榎戸誠の情熱的読書のすすめ -3つの読書論・ことばのオアシス・国語力常識クイズ(一問一答!)-

時代小説を通して川を考察しようというユニークな試み・・・【情熱的読書人間のないしょ話(2288)】

【読書クラブ 本好きですか? 2021年7月18日号】 情熱的読書人間のないしょ話(2288)

女房が、アゲハチョウ(写真1)がアジサイに止まったわよ、と言うので、慌てて読みかけの新聞を置いて、カメラを手にしました。キタキチョウ(写真2)、コガタスズメバチ(写真3)、カタツムリ(写真4、5)、ニホンカナヘビ(写真6)、笠の長径が17cmほどあるキノコ(写真7、8)をカメラに収めました。毎日10,000歩以上散策することを心がけている私にとって、ウォーキング・シューズは大切な相棒です。このほど下ろした「ニューバランス MW685B6」は幅が広くフィット感が絶妙で、しかも超軽量なので、私の目標は軽く達成できそうです。

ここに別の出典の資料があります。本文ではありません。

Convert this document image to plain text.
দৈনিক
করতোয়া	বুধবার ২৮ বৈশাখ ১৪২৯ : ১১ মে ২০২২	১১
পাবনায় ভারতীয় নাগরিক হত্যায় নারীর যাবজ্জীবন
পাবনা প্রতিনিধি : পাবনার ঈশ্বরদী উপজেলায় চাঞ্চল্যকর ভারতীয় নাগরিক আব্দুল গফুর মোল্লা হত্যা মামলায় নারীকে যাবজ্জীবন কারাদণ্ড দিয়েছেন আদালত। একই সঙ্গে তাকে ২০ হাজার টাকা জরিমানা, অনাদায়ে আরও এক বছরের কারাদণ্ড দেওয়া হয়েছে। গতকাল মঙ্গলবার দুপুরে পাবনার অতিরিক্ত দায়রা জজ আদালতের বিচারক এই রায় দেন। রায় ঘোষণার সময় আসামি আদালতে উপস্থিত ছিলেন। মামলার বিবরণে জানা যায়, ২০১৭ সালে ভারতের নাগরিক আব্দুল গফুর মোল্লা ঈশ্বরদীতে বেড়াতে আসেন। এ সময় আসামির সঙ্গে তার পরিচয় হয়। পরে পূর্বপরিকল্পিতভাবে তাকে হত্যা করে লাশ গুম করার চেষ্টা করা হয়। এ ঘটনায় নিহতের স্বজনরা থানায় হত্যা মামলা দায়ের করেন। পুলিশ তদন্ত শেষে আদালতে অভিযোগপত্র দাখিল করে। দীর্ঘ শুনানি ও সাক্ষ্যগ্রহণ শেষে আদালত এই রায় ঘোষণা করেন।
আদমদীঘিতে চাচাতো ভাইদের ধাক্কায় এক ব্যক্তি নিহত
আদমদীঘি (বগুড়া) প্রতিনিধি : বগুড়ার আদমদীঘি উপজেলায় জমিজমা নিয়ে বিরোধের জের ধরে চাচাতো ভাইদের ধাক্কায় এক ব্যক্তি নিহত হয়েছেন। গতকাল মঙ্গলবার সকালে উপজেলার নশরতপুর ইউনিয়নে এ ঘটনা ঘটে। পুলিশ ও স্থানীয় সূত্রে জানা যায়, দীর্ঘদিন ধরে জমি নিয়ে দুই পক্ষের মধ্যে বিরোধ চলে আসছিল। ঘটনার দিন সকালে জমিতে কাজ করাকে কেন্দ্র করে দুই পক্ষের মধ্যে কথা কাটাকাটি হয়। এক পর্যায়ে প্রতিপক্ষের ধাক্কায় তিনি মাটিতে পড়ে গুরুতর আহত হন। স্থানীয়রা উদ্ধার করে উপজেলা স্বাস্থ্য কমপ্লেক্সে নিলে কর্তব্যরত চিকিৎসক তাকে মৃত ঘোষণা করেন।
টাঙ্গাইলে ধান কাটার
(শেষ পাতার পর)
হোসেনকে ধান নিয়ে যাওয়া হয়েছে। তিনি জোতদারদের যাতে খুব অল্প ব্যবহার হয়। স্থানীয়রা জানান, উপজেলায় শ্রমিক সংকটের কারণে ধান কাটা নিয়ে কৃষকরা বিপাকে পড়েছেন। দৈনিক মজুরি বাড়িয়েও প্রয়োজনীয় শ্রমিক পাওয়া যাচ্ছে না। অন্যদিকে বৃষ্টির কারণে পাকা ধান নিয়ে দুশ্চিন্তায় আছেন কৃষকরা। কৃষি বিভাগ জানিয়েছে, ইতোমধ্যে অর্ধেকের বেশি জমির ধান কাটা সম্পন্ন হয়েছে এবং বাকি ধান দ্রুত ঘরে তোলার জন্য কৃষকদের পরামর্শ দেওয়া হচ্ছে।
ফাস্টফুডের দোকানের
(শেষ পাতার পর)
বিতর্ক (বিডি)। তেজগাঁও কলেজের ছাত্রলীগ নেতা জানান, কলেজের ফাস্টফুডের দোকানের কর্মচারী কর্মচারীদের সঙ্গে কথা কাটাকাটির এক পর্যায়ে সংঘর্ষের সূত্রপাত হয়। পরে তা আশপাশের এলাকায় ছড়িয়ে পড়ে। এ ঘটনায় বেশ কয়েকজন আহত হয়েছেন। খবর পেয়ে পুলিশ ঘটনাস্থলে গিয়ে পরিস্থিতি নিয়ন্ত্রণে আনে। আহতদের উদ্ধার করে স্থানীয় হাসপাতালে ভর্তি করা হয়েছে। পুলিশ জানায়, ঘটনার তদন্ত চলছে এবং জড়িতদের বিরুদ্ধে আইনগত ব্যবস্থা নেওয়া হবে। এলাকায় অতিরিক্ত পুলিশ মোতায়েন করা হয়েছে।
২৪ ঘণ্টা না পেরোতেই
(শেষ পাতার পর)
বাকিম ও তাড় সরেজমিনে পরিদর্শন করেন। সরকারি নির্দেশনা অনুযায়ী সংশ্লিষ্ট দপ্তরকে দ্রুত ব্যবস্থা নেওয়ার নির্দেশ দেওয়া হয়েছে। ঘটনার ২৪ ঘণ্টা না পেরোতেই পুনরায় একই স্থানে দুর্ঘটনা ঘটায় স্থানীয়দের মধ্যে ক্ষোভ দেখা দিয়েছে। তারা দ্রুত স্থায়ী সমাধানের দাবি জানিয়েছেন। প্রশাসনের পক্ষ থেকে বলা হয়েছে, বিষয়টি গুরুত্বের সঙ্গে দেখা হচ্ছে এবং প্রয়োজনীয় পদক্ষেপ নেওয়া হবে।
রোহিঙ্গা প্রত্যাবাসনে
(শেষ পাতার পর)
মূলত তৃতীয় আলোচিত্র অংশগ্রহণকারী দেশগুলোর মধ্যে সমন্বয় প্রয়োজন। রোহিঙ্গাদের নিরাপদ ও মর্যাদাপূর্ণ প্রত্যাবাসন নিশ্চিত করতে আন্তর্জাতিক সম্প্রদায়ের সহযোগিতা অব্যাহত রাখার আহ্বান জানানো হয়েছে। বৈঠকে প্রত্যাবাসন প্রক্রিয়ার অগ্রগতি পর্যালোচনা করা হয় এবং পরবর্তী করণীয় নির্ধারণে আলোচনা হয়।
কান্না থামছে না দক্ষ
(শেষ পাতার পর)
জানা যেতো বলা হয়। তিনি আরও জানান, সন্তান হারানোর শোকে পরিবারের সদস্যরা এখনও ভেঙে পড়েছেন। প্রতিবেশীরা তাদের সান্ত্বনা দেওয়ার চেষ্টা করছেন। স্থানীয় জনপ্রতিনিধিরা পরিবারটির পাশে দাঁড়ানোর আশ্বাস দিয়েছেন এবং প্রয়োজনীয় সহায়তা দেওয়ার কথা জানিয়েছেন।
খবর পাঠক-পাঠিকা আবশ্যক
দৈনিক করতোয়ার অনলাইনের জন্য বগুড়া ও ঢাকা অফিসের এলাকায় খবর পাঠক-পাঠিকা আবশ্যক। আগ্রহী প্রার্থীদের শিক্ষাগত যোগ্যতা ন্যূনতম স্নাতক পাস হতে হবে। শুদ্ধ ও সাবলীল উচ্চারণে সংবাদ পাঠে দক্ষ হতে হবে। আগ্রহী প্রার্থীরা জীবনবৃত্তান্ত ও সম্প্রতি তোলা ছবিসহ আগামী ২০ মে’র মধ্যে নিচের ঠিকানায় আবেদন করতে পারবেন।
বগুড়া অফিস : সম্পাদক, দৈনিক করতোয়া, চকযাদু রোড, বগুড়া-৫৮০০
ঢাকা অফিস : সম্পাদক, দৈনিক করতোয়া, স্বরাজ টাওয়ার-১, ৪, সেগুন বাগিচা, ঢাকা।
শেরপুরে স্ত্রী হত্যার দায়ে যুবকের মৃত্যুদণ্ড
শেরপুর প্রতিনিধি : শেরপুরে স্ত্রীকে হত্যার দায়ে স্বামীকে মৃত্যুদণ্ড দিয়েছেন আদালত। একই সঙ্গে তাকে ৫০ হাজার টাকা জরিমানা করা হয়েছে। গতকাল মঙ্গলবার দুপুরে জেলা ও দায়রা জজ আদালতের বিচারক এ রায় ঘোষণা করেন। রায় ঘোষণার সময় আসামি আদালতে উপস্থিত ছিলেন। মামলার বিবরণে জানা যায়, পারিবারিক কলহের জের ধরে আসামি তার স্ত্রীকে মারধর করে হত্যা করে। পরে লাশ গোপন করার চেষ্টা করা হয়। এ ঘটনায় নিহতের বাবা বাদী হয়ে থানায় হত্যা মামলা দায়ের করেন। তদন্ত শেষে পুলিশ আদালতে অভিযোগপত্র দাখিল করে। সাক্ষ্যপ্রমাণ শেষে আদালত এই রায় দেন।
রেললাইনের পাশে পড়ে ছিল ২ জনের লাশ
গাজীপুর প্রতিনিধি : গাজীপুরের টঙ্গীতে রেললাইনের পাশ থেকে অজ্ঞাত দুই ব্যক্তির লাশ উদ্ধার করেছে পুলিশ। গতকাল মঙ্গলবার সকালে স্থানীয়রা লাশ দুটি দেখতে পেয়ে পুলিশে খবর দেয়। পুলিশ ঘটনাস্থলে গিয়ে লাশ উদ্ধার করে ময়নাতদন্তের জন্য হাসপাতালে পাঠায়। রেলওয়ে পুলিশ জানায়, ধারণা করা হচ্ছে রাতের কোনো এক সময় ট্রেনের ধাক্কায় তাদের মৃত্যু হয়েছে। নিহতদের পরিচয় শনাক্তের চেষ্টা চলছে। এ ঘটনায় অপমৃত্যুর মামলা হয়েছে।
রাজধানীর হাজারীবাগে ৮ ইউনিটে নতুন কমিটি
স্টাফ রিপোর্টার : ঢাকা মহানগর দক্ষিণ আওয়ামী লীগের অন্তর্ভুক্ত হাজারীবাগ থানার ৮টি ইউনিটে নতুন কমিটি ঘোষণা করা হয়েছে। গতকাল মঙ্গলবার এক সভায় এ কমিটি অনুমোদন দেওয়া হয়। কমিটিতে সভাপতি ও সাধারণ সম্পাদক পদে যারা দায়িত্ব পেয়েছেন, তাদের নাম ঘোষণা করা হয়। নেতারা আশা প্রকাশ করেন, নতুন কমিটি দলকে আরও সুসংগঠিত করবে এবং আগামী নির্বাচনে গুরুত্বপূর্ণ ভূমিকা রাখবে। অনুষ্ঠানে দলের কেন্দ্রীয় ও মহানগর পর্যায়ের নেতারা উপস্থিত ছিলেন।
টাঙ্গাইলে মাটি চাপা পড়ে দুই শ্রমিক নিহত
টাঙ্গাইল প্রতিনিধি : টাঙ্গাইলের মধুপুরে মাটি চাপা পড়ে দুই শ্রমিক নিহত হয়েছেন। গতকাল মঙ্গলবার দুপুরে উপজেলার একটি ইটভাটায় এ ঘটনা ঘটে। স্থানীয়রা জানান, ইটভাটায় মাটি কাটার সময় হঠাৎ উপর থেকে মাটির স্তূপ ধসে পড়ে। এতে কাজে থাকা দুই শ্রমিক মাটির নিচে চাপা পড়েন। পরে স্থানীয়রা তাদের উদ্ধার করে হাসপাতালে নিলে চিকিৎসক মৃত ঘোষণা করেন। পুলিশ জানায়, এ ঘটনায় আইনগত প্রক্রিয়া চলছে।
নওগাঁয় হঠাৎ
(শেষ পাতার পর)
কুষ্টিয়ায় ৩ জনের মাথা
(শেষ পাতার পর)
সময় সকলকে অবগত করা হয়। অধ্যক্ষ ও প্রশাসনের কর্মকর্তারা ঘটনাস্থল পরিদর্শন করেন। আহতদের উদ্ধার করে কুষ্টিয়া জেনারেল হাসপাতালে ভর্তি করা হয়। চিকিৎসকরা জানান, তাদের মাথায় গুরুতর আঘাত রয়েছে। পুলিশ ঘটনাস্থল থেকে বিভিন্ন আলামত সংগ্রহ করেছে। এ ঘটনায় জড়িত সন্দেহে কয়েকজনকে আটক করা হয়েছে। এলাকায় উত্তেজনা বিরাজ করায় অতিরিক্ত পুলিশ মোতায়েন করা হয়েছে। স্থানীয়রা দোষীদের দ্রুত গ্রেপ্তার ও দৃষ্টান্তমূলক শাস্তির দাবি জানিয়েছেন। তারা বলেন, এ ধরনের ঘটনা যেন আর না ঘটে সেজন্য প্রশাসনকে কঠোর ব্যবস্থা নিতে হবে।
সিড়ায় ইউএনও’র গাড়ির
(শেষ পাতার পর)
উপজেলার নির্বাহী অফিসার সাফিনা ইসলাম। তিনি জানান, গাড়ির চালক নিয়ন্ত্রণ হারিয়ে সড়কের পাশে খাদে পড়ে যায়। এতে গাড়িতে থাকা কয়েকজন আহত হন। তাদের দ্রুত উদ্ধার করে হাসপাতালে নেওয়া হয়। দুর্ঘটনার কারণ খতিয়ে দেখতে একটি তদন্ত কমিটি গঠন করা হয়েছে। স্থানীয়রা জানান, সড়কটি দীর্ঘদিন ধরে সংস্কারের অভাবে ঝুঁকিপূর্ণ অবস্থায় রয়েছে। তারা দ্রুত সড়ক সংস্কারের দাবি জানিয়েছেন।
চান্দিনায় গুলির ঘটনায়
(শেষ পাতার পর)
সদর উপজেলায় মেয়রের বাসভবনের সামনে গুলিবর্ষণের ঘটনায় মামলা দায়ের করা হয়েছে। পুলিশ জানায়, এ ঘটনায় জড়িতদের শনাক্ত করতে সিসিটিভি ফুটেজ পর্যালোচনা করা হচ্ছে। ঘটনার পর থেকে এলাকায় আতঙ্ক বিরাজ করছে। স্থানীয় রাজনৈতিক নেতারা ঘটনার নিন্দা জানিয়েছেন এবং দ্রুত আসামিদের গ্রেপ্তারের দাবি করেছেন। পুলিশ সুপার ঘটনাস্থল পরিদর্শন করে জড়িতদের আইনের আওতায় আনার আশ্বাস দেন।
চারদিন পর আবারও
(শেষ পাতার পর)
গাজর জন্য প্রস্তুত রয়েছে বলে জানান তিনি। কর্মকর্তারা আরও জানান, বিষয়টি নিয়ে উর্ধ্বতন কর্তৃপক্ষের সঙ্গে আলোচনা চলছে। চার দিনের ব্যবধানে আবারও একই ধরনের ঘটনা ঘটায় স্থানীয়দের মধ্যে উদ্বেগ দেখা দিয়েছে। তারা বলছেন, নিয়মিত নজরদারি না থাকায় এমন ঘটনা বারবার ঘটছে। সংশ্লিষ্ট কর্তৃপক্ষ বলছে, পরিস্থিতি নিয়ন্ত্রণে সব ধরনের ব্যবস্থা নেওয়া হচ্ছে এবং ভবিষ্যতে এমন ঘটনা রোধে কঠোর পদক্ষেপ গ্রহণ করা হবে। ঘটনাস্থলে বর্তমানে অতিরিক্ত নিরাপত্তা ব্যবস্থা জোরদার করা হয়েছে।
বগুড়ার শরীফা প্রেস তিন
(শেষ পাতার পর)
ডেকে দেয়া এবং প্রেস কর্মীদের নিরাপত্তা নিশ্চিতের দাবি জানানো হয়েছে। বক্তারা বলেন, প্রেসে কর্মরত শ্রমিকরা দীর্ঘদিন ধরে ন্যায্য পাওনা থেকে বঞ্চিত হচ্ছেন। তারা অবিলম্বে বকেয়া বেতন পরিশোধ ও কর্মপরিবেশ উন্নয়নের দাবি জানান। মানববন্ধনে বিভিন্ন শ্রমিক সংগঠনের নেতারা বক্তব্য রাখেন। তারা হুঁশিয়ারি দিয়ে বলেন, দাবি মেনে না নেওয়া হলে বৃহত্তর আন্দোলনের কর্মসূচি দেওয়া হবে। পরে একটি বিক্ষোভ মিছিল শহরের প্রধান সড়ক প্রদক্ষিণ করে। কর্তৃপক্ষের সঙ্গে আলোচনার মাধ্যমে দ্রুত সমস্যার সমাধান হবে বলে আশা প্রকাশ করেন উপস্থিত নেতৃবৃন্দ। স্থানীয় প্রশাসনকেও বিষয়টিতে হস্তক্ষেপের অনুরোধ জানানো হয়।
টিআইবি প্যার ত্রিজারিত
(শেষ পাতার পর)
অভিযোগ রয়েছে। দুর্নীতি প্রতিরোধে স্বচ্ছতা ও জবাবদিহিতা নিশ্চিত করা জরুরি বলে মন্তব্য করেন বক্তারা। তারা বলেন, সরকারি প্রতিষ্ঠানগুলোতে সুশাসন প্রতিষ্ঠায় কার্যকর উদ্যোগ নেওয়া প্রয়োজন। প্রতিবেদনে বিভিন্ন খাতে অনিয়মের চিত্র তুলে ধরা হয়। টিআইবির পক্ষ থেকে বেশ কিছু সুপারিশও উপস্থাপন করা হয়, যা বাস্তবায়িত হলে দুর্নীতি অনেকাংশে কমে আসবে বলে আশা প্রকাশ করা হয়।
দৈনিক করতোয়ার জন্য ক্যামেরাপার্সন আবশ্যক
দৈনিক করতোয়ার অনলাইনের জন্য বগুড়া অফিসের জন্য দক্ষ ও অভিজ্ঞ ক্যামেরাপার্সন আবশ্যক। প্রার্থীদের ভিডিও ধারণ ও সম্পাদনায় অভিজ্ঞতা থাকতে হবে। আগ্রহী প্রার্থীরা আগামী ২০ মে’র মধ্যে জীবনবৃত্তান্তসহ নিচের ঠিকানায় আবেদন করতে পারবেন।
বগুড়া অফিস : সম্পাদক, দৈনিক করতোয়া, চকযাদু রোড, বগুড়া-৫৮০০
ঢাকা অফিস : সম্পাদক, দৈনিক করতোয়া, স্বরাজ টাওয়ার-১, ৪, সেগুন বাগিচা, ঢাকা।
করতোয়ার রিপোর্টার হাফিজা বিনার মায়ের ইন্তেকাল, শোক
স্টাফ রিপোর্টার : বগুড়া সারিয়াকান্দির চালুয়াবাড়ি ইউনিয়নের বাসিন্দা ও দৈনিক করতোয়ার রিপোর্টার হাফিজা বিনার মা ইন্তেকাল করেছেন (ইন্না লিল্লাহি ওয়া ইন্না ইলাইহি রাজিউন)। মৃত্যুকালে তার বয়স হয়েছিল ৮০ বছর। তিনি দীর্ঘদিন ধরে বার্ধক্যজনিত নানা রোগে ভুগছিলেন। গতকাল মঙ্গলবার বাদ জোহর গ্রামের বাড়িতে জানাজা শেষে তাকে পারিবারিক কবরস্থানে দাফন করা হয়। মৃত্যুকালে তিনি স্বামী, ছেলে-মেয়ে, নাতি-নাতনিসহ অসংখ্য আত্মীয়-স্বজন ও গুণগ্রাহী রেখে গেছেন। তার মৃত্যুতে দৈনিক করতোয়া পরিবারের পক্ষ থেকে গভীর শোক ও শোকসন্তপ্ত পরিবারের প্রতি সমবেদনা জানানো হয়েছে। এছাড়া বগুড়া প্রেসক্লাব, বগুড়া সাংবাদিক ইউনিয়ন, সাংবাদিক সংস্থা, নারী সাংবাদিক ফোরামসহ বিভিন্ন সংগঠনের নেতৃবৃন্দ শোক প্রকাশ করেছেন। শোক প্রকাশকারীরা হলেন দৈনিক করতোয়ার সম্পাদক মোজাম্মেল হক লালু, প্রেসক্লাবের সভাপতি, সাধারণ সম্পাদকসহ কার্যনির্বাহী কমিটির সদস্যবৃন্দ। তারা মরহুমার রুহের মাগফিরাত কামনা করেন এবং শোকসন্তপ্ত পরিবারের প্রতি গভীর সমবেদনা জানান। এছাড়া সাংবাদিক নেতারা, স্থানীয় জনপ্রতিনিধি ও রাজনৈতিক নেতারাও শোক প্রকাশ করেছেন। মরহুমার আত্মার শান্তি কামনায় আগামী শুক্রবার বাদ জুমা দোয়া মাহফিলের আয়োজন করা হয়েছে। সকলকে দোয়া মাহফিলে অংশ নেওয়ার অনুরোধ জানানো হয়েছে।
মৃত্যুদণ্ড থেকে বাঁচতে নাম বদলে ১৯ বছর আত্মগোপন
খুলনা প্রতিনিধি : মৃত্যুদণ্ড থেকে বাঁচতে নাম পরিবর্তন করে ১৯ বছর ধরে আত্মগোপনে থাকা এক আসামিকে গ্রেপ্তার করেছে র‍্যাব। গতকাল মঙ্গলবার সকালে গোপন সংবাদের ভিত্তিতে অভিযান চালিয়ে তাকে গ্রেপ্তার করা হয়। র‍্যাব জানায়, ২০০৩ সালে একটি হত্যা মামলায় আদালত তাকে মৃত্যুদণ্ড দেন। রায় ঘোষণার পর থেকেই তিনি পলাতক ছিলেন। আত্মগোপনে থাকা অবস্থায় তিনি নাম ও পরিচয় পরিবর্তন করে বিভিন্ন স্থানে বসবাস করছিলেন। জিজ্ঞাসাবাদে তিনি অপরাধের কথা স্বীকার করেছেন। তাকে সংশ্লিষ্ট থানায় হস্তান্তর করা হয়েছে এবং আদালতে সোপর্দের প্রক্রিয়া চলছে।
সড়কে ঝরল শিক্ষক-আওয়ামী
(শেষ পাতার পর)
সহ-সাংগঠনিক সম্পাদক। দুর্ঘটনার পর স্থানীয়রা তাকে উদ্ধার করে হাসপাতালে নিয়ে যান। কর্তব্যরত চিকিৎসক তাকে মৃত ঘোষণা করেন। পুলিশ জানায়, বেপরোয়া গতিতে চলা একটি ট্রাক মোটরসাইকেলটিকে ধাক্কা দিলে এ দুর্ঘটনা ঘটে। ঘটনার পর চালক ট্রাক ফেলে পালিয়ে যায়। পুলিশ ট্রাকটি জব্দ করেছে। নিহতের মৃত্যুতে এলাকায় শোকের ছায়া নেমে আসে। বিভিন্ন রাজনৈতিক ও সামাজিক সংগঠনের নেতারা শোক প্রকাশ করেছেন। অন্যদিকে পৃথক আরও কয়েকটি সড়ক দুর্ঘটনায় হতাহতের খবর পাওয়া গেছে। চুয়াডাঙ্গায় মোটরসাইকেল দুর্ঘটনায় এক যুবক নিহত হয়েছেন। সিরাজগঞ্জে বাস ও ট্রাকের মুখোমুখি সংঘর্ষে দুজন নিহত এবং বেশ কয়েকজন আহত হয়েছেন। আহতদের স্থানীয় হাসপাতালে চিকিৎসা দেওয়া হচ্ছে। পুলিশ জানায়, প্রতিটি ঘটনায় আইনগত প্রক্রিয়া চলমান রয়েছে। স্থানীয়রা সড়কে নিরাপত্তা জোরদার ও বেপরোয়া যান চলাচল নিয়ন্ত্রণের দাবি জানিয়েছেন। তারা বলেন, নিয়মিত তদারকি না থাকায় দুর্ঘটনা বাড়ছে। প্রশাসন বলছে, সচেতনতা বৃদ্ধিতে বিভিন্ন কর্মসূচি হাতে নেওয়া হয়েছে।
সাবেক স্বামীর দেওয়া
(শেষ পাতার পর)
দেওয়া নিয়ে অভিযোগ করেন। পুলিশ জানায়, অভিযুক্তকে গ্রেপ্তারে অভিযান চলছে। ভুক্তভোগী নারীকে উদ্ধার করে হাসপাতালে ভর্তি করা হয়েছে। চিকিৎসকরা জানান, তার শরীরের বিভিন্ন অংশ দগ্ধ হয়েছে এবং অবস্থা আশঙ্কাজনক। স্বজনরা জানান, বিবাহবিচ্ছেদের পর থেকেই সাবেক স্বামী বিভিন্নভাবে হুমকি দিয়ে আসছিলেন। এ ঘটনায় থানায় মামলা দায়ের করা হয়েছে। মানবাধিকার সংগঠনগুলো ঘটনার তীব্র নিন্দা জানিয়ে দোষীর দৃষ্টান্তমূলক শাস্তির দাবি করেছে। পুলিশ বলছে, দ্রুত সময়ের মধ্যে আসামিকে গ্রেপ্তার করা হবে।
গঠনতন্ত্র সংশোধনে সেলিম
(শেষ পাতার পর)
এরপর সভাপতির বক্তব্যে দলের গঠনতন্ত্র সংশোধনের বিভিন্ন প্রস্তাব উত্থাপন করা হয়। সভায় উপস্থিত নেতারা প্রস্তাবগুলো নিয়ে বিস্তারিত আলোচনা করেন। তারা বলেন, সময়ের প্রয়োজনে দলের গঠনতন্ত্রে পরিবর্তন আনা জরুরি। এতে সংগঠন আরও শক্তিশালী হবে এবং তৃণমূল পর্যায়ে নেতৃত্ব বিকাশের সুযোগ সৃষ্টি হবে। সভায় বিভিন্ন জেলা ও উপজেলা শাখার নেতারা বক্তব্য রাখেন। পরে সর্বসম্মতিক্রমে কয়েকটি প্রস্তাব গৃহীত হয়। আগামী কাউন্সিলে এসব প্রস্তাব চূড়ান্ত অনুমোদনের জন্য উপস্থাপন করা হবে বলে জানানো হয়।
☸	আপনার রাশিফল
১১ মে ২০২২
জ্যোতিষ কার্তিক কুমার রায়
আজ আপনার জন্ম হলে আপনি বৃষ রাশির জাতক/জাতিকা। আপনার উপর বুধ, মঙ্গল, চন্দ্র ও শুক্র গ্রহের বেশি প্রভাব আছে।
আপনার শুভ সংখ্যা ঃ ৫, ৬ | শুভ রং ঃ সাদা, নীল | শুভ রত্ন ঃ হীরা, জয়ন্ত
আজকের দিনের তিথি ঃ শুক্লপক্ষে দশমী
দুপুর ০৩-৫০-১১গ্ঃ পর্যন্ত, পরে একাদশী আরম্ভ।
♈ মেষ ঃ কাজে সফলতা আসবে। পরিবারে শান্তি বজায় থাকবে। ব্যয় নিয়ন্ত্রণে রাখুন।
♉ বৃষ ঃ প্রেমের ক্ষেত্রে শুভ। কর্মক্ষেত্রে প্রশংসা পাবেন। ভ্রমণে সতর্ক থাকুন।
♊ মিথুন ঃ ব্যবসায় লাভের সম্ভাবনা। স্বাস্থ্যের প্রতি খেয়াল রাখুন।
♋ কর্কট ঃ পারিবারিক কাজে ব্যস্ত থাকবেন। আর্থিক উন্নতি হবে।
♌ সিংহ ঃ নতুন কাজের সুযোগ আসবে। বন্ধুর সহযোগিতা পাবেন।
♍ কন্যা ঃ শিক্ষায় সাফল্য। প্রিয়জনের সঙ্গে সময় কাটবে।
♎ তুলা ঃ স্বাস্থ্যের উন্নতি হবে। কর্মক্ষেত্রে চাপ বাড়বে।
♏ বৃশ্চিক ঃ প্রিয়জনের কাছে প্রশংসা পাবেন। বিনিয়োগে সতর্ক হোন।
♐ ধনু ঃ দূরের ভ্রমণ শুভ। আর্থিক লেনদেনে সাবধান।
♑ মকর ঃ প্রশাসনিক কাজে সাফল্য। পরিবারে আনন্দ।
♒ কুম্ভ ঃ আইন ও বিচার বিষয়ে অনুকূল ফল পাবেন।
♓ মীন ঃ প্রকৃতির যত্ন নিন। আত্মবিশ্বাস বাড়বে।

閑話休題、『日本の川 読み歩き――百冊の時代小説で楽しむ』(岡村直樹著、天夢人)は、時代小説を通して川を考察しようというユニークな試みです。

とりわけ印象深いのは、「川から生きる力をもらう」の章で取り上げられている『孤愁の岸』、『加藤清正』、『家康、江戸を建てる』の3冊です。

●杉本苑子著『孤愁の岸』――木曽三川、そして幕府の横暴と戦った平田靱負(ゆきえ)
「宝暦3(1753)年、徳川幕府は木曽三川と呼ばれる木曽川、長良川、揖斐川の分流工事を薩摩藩に命じた。世にいう宝暦治水である。幕府にとって、薩摩藩はもっとも警戒を要する外様藩である。巨額の出費を強いて、薩摩藩の藩庫を傾けてしまおうとのねらいだ。狼狽した薩摩藩であったが、責任者に家老の平田靱負を任じ、家臣多数をつけて現地に派遣。工事は翌4年2月に始まり、5年3月に竣工した。藩士で自刃する者50余名、病死を含めると80名ほどの犠牲者を出し、総工費は当初の見積もりをはるかに上回る40万両に達した。責任を一身に背負って、平田は自害して果てた。苦闘、また苦闘の難工事を迫真の筆致で描いたのが、杉本苑子の『孤愁の岸』である」。

●海音寺潮五郎著『加藤清正』――戦国時代を駆け抜けた闘将の土木遺産
「加藤清正の名を聞くと、賤ケ岳の七本槍、豊臣秀吉による朝鮮の役における虎退治、あるいは朝鮮・蔚山城の籠城戦などが思い浮かび、猛々しい武将というイメージが先行する。果たして、そうか。海音寺潮五郎の『加藤清正』をひもといてみることにしよう。猛将という印象を形づくった数々のエピソードが盛られていることは確かだが、作者は真偽のほどを厳しく弁別することを忘れず、清正の真骨頂は、民政家としての手腕にあるとの立場を表明する。清正は、肥後国(熊本県)で52万石を領したが、23年間の治政のうち、文禄・慶長の役で7年間にわたって朝鮮に出兵している。差し引き16年の間に、領内の治水、灌漑、干拓面で成し遂げた成果は瞠目すべきものがある」。

●門井慶喜著『家康、江戸を建てる』――伊奈家三代が成し遂げた利根川東遷大事業
「天正18(1590)年、小田原の北条氏を降した豊臣秀吉は、参陣していた徳川家康に、これまで領国から関東のハ州へ移るよう促した。秀吉の真意は、湿地ばかりが広がる土地と、豊饒な三河国(愛知県東部)、遠江国(静岡県西部)、駿河国(静岡県中部ほか)、甲斐国(山梨県)、信濃国(長野県)の5カ国を交換させることであった。家臣団の強硬な反対を押し切って、家康は秀吉のゴリ押しを受け入れて江戸に入った。京畿から遠い僻遠の地に追いやられて、天下人たる秀吉に対抗することはできるのか。成算があったのかどうか、ただちに家康は国づくりに取りかかった。門井慶喜『家康、江戸を建てる』は、来るべき天下制覇に向けて、まったく新しい町を江戸に開くための家康の工夫をつづっていく。・・・第1話『流れを変える』は、いわゆる『利根川東遷事業』を扱っている」。30年間、伊奈家3代、4人の当主に引き継がれた大事業です。

川の多面性に気づかせてくれる一冊です。